Pitt accepted a job at Homeland Security’s Transportation Security Administration in May, five months after she was fired from the Minnesota Department of Transportation.
Pitt had been emergency management director at MnDOT. She was fired for failing to return for 10 days from an unauthorized, state-paid trip to Washington after the Interstate 35W bridge collapsed last August.
Investigators from the state of Minnesota found that Pitt misspent $26,400 in state funds as a high-ranking MnDOT manager, including inappropriate charges for airfare, hotels, mileage and personal cell phone calls.
An arbitrator upheld her firing on May 15, and the TSA hired her on May 25. She was fired within 24 hours after the Star Tribune published a story on July 31 about her new federal job.
Pitt, 44 and a former resident of Red Wing, was making $90,000 a year as a “Transportation Security Specialist” at TSA headquarters in Alexandria, Va.
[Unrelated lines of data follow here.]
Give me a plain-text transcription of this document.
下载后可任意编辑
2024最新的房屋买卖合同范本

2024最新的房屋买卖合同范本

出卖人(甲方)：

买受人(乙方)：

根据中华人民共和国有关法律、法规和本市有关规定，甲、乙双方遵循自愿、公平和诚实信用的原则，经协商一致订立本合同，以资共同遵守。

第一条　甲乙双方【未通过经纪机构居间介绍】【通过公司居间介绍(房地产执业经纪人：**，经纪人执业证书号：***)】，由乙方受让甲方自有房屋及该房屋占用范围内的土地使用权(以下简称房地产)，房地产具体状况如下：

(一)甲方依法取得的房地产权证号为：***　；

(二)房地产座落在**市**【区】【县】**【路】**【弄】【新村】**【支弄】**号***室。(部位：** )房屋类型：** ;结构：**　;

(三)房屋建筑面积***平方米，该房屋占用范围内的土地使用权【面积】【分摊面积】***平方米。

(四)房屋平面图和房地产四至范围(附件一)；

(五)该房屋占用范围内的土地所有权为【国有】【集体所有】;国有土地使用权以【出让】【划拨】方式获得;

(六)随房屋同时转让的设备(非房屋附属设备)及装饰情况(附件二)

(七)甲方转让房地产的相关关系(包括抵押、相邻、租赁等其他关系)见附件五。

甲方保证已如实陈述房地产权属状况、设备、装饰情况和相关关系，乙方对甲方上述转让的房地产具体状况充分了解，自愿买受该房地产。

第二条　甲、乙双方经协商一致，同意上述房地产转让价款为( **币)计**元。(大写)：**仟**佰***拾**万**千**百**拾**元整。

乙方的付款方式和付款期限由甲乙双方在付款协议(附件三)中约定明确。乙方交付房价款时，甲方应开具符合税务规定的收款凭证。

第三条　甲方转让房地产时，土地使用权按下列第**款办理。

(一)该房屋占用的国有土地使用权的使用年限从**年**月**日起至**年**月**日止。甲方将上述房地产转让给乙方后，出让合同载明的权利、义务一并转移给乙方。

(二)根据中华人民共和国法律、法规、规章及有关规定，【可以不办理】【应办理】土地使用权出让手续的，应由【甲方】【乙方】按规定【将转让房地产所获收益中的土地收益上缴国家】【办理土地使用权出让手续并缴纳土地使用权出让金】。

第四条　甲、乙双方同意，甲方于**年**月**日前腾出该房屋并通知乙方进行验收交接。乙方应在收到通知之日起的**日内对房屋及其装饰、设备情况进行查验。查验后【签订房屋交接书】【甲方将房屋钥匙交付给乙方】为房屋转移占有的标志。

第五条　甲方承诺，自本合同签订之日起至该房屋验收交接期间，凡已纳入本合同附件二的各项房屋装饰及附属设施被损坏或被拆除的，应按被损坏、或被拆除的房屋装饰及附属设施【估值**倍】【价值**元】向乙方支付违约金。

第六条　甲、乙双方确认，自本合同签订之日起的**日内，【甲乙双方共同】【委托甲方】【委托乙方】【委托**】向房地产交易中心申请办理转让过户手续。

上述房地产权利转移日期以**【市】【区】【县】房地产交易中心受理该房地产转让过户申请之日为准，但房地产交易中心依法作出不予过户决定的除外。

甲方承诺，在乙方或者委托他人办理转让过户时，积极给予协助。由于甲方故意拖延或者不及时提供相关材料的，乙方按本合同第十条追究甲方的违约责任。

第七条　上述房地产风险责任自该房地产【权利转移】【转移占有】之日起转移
The agency said her quick dismissal was made easier because she was still a probationary employee.
Kip Hawley, the top administrator at TSA, said Pitt never should have been hired.
Howe said that if the individual who hired Pitt had not left voluntarily, that “disciplinary action would likely have been appropriate.”
Pitt disclosed on a pre-employment form that she had been terminated from MnDOT, but the reason given did not disqualify her from consideration. Howe said privacy laws prevent the release of Pitt’s explanation for her termination.
When the job was posted in February, it drew 34 applicants. Pitt and seven others were deemed “best candidates,” Howe said. She said the internal investigation is complete and found no improprieties.
Howe said in the future, Homeland Security would check with a job applicant’s previous employers even if they’re not listed as references.